There’s one question that reflects the convergence between the immigration debate and the marriage-equality debate: what is a family? The definition of parent, child and spouse is a legal arena where both LGBT couples and immigrant households upset the norm. And possibly in a good way, according to a Yale Law Journal article by Victoria Degtyareva (h/t Immigration Law Prof). Family reunification is one of the most complicated issues in immigration reform. The agonizing legal quandaries facing parents and children force an untold number to endure endless queues just to see their loved ones again. At the other extreme, deportations have wrenched apart thousands of families and mercilessly banished undocumented parents. The dilemma has also churned up vile stereotypes of "anchor babies" straining the social service system. Underlying this chaos is the problem that current immigration policy cannot answer: who do we call mom and dad? As we’ve seen with the struggle of LGBT binational families to navigate the system, immigration authorities aren’t exactly enlightened when it comes to respecting the rights of "non-traditional families." But Degtyareva notes that the legal definition of family is tone-deaf on an even more basic level:

The [Immigration and Nationality Act] assumes a traditional "two parent" view of the family. In non-traditional families, however, parental roles may be split between three or more parties, creating the possibility of a biological mother and father, an intended mother and father, and a gestational mother. By failing to address this possibility, the INA creates substantive ambiguities in several of its provisions and risks denying family unity to those who are deserving.

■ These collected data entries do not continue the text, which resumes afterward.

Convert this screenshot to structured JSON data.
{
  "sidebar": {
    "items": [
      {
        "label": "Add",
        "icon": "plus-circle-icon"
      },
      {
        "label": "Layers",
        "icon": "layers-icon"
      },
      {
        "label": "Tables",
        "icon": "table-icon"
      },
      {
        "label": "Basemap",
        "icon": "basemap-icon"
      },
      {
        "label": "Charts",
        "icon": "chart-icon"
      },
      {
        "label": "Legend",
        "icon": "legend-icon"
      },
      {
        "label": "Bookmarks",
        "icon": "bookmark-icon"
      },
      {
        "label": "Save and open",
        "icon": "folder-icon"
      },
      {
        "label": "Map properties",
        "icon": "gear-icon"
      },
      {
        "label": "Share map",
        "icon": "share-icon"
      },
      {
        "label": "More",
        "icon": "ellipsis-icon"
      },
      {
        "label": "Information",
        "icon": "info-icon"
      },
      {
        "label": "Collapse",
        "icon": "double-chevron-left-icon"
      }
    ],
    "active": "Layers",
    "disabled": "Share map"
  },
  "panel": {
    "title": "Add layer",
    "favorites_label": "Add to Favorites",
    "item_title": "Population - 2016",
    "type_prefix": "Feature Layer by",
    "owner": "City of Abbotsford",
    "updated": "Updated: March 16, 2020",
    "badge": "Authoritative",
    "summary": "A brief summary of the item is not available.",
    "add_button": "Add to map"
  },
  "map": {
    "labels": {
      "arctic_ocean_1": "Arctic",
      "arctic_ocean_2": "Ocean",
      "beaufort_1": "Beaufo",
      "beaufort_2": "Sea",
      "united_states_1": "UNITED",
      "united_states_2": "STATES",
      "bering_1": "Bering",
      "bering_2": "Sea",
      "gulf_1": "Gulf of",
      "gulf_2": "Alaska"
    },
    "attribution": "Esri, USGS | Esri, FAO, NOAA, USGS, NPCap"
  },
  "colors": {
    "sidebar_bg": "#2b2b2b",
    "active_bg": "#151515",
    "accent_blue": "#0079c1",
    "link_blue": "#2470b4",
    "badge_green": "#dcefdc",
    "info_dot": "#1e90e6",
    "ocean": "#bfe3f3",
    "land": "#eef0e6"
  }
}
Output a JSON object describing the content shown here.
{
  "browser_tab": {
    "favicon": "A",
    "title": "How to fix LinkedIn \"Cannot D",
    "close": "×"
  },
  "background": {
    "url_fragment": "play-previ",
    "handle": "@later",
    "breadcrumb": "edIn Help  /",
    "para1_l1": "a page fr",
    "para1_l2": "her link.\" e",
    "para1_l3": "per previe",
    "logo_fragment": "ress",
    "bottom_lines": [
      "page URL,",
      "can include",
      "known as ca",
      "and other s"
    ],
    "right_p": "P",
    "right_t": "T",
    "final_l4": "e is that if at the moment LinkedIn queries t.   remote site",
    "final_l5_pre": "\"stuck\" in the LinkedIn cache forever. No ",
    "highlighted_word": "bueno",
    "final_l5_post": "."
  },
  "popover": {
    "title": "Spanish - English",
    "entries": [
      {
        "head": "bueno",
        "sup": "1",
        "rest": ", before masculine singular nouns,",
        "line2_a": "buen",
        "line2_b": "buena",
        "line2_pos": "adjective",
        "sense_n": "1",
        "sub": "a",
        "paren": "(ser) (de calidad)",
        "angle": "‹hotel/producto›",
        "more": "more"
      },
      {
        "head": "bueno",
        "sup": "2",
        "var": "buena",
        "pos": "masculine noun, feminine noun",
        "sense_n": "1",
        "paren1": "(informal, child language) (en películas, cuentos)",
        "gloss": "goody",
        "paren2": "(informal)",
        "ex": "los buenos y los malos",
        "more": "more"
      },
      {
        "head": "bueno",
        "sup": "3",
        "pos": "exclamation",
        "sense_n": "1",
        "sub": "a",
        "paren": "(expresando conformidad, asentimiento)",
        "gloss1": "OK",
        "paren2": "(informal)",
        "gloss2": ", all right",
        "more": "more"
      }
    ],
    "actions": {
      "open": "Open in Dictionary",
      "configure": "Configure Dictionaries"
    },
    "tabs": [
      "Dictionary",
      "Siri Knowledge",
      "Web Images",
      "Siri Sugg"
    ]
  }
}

This ambiguity entangles immigration law in the vagaries of a moldy ideal of the two-parent heterosexual domestic unit. The article focuses on non-biological custodial parents, but it also raises questions about how the law ignores the complex family structures in immigrant communities: mixed-status marriages, extended families under one roof, children of migrants under the care of aunts and uncles, or siblings caring for each other… you get the picture. Unfortunately, Congress doesn’t. While the stagnant immigration reform discussion remains deadlocked on the issue, legal scholars have argued that some kind of redefinition is necessary to make the system more equitable, whether its setting up new categories for non-traditional families, or deferring to the state or foreign laws to define families for immigration purposes. But Degtyareva argues that we should shift our whole approach to defining parental and child roles, and that "family should be defined by interpersonal relationships, not by biology." International adoption law is one possible model, because it allows children to derive based on their non-biological but nonetheless very real relationship to the adopted parent. The process gets messier for other types of immigration. For example, birthright citizenship, despite rabid attacks from the far-right, may seem (for now) like a constitutionally enshrined right. But legal disputes have arisen in cases when the child claims a US citizen father but was born out of wedlock, or whose immigrant mother is married to a US citizen who is not the biological father. Reforms to the legal definition of family, Degtyareva argues, should consider alternative configurations of family in a transnational context, and more importantly, be conscious of human relationships. That aspect doesn’t get much coverage these days as right-wingers plot ways to turn the law into a tool for destroying families rather than dignifying them under the aegis of the Constitution. On that point, the article quotes the poignant words of a 2002 California district court ruling:

[a]s adults we must not forget what every child knows–the parent-child relationship is not spun from DNA. Rather, it stems from the emotional attachments which derive from the intimacy of contact between the parent and child.

So as lawmakers grapple for the right words to define the immigrant family–or any family, for that matter–all those politicians who love to hear themselves talk might want to start listening to the wisdom of an immigrant child.